The immediate tensions in Taiwan following Pelosi’s visit will probably calm down in the coming days. But the whole episode – from the US administration’s provocative visit to China’s furious reaction – underscores the deep divide between these powerful nations. Throw in the war in Ukraine that will probably leave Russia in the diplomatic deep freeze for decades, and you have a strong reminder that geopolitical tensions will most likely only export.
Again, investors sitting in Australia are within their rights to ask: how much does this stuff really matter?
High inflation really matters
The answer may come from Credit Suisse strategist Zoltan Pozsar, who challenges investors to think of geopolitical tensions between the US (and the West more broadly) and China and Russia as part of an economic war destabilizing the low-inflation world we’ve enjoyed for class.
And higher-for-longer inflation really matters for investors.
Pozsar’s view is that low inflation has simplistically been built on three things: immigration keeping wages low in the US (and arguably other Western countries); cheap goods from China helping to raise living standards despite stagnant wages; and cheap Russian gas powering Europe generally, and Germany specifically.
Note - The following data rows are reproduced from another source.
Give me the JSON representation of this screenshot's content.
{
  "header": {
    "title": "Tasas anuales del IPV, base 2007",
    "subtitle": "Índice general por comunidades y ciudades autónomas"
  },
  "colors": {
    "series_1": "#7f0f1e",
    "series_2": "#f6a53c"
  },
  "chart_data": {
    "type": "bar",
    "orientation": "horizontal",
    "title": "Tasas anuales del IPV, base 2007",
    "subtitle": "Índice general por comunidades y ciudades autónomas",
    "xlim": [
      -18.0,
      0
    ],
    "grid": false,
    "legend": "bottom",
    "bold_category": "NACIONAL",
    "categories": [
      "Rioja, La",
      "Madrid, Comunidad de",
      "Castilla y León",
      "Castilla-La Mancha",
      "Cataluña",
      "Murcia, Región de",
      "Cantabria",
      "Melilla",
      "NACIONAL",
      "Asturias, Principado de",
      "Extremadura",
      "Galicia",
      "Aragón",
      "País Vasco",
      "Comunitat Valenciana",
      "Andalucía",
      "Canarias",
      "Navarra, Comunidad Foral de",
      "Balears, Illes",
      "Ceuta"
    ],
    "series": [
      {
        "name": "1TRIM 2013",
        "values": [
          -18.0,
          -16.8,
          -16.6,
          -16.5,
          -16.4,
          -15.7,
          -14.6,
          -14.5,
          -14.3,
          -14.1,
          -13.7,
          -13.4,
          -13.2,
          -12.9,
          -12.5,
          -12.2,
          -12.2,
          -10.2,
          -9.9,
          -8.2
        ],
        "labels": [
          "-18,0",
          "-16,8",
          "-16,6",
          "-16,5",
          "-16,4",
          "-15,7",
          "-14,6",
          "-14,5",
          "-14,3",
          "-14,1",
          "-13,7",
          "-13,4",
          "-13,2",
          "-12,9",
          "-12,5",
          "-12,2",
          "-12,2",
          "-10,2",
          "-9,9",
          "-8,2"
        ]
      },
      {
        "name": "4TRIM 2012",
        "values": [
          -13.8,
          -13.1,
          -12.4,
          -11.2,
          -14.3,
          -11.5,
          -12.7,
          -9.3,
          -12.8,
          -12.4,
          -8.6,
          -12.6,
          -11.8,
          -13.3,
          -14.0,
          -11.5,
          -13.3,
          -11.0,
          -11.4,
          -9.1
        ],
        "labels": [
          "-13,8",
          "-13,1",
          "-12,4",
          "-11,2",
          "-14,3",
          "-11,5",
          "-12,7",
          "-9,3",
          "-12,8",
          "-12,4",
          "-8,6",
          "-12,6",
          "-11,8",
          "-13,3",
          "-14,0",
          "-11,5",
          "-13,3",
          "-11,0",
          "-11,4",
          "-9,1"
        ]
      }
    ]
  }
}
But the past few years have changed these settings.
Donald Trump’s anti-immigration policies reduced the US labor supply, and wage growth was accelerated by COVID-19-related border closures that further reduced immigration and led many workers to take early retirement.
Amid growing tensions between China and the US, China’s COVID-zero policy has choked the supply of cheap goods to the world.
And Russia’s invasion of Ukraine has prompted the US to weaponise the US dollar to smash Russia’s economy, with Russia weaponising energy in response.
It’s widely accepted that this current bout of inflation is supply-driven, caused by the Ukraine war, COVID-19 issues and supply chain disruptions. But it’s also widely accepted that inflation will fade relatively quickly.
Pozsar sees these supply problems as the result of an economic war between autocratic leaders, particularly in Russia and China.
“Think of the economic war as a fight between the consumer-driven West, where the level of demand has been maximised, and the production-driven East, where the level of supply has been maximised to serve the needs of the West – until East -West relations soured, and supply snapped back.”
Viewed through this prism, Pozsar says central banks have an extremely difficult task. Rather than trying to get inflation up in a world where globalisation was pushing down the cost of labor, commodities and goods, they now have the task of “cleaning up the inflationary impulses coming from a complex economic war.”
He argues political leaders may become more important than central bankers for markets; unpredictable political decisions that affect supply will matter more than monetary policy.
Pozsar emphasises this is a thought-provoking scenario rather than a forecast, and there are important counterpoints to consider.
For example, China will find it hard to step up any economic war on the US and the West without damaging its own economy. Indeed, the relatively mild sanctions it has announced against Taiwan demonstrate this.
The US can ill afford an economic war, while Russia is already paying the economic price for an actual conflict.
But for investors, Pozsar’s argument is worth chewing on. It’s easy to see inflation coming down sharply in the next 12 months, as markets are clearly doing right now. But as this column has argued before, it’s hard to see inflationary impulses – rising commodity prices amid an energy transition, tighter labor markets as the global population ages, less globalised supply chains in a world of geopolitical tensions – going away.
Or as Pozsar puts it: “Do you see inflation as cyclical (a messy reopening exacerbated by excessive stimulus) or structural (a messy transition to a multipolar world, where two great powers are challenging the hegemony of the US)?
“If it’s the former, inflation has peaked. If it’s the latter, inflation has barely started and could actually be understood as an outright instrument of war.”